Mokkuniu, kupuję serca na Górniaku (w hali).
Obrazek

pisiokot

 
Posty: 13011
Od: Śro maja 03, 2006 15:37
Lokalizacja: Łódź

Post » Śro lis 14, 2007 0:15

Przedstawiam Wam Julkę - przemiłą buraskę nr 91 z dwójki.
Opis poszedł już do Marcina.

Obrazek

Sis

 
Posty: 15961
Od: Pon paź 08, 2007 13:03
Lokalizacja: poza Łodzią

Post » Śro lis 14, 2007 0:32

Sis pisze:Przedstawiam Wam Julkę - przemiłą buraskę nr 91 z dwójki.
Opis poszedł już do Marcina.

Obrazek


:1luvu: :love: :1luvu: :love:

Piękna..
podobna do Kreski..
pewnie tak samo delikatna i mądra..
uwielbiam klasycznie pręgowane buraski..
Domku.. nie czekaj..
spójrz w te oczy...
Agata & Kreska & Jeż
Obrazek Obrazek

agacior_ek

 
Posty: 3023
Od: Pon wrz 05, 2005 9:23
Lokalizacja: Warszawa

Post » Śro lis 14, 2007 8:42

agacior_ek pisze:
Sis pisze:Przedstawiam Wam Julkę - przemiłą buraskę nr 91 z dwójki.
Opis poszedł już do Marcina.

Obrazek


:1luvu: :love: :1luvu: :love:

Piękna..
podobna do Kreski..
pewnie tak samo delikatna i mądra..


Tak, Agaciorku, taka właśnie jest - delikatna, mądra, przemiła
Obrazek

pisiokot

 
Posty: 13011
Od: Śro maja 03, 2006 15:37
Lokalizacja: Łódź

Post » Śro lis 14, 2007 8:45

i podobna do mojej Amisi,

tez kocham pragowane buraski
a Julka- przecudna koteczka!

Etka

 
Posty: 10169
Od: Nie wrz 24, 2006 11:25
Lokalizacja: Poznań

Post » Śro lis 14, 2007 9:54

ja w poniedziałek wysłałam Honoratkę (31, ta mała co siedzi sama w jedynce) i Marcelinę (52, z trójki )

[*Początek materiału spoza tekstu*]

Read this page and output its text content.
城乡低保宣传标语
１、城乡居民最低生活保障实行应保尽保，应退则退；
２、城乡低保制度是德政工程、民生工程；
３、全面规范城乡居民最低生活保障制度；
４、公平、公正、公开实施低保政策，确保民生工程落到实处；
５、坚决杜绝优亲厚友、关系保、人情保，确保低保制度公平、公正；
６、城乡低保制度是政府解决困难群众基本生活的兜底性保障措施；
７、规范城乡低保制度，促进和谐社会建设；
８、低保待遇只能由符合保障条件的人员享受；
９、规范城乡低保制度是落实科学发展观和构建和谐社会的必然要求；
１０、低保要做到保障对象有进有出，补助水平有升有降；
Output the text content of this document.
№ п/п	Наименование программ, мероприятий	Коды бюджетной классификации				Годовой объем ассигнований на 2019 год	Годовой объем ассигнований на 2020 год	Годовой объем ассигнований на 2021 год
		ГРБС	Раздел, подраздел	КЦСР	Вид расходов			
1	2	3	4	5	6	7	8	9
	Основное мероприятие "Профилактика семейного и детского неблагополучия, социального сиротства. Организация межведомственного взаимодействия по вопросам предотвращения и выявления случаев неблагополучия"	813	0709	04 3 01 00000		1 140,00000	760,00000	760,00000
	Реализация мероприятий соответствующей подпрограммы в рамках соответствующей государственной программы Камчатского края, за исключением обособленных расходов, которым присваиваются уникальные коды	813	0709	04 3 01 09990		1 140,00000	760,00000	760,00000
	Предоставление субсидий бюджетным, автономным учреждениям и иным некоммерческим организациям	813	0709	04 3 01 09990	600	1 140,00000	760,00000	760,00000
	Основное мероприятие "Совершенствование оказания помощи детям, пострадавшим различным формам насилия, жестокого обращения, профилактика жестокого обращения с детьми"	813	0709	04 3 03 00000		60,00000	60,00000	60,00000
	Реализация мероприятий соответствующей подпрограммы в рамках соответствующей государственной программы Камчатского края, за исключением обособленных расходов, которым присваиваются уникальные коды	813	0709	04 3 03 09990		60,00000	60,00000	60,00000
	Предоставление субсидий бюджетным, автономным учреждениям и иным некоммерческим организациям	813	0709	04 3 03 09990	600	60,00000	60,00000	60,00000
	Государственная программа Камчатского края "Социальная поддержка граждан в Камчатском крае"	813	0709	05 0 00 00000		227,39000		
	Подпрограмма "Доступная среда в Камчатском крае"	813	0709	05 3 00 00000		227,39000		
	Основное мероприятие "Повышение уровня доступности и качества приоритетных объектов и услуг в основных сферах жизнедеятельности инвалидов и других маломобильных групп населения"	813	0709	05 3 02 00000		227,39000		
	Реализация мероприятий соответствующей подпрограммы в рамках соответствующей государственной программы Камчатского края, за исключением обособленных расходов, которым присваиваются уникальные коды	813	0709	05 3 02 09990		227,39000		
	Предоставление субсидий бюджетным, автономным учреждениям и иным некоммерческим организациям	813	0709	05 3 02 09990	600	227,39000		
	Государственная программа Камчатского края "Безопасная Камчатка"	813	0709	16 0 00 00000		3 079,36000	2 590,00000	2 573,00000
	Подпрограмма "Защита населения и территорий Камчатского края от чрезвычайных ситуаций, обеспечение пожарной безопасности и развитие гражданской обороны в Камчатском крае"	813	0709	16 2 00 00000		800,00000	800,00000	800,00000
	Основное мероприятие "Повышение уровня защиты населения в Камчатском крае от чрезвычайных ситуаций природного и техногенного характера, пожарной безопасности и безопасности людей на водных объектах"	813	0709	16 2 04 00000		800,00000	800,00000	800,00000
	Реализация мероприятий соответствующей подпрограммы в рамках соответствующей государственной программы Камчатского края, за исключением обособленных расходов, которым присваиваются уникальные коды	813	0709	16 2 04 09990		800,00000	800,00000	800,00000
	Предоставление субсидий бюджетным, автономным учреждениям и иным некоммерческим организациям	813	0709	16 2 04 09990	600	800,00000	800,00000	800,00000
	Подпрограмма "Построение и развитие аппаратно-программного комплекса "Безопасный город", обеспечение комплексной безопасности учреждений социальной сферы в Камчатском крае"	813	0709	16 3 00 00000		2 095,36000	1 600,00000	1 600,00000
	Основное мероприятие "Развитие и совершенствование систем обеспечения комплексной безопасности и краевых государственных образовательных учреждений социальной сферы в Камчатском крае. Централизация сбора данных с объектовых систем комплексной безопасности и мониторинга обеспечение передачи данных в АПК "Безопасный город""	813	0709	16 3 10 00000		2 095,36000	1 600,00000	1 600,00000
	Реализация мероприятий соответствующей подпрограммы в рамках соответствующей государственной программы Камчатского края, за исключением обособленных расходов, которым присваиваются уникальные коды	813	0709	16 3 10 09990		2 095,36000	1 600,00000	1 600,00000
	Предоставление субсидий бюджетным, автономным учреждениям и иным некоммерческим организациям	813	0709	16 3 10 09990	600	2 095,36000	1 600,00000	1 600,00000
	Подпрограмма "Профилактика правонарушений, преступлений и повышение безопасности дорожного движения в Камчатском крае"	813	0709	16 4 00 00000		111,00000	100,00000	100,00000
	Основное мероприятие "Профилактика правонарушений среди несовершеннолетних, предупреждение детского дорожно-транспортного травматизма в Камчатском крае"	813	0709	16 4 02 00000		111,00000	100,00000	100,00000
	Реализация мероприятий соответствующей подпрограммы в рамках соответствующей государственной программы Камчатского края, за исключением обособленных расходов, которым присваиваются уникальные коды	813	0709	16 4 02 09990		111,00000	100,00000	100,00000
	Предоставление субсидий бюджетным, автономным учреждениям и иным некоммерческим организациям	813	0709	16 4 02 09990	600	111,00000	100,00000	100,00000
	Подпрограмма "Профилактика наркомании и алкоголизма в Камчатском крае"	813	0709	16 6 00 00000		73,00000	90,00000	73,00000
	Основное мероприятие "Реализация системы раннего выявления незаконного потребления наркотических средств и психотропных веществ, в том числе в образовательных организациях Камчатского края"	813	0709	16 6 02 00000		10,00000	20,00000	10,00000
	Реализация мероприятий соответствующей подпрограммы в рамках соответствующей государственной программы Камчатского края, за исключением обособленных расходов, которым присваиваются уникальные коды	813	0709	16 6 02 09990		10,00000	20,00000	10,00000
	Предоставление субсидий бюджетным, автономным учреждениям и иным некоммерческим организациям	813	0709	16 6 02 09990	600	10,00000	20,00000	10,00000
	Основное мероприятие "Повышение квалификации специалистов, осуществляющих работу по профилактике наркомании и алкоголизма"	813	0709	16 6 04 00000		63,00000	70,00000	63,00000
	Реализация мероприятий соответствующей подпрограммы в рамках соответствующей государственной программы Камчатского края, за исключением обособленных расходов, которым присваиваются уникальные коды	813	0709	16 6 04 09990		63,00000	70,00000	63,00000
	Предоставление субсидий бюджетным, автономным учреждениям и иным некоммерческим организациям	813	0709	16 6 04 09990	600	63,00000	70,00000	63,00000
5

Julka jest fajowa, trzeba ją szybko wyadoptować, bo ona jeszcze mocno wierzy w człowieka :D

a dziś do domu jedzie Konstanty :) Magda z Lublina dzwoniła wczoraj wieczorem, że raniutko wsiada w busik i będzie w schronisku koło 12.00

Pisiokotku, czy mogłabyś zadzwonić do schronu? wiem, że nie ma dr Joli, ale pozostałe wetki znają Ciebie najlepiej...
żeby tam dziewczynę dobrze obsłużyli, nie kazali czekać za długo, bo nie zdąży z powrotem na autobus, no i żeby jej na pewno dali Konstantego :roll: ;) po tych śmichach-chichach z jego kastracją, to ja już pewna nie jestem, że Magda dostanie tego kota, co trzeba :lol:
ja niestety "telefonicznie" jestem dziś uziemiona, bossy dwa mi siedzą metr za plecami i podsłuchują :twisted:
Georg ['] Klemens ['] Miriam [']

Georg-inia

 
Posty: 22395
Od: Czw lut 02, 2006 12:13
Lokalizacja: Łódź

Post » Śro lis 14, 2007 10:00

Schronisko czynne od 11-tej, zadzwonię za godzinę
Obrazek

pisiokot

 
Posty: 13011
Od: Śro maja 03, 2006 15:37
Lokalizacja: Łódź

Post » Śro lis 14, 2007 10:48

Mało kociaków na stronie schronu.

Nie mogłam znaleźć Silkera nr 74. Poszedł? na razie napisałam, żeby Marcin go zostawił.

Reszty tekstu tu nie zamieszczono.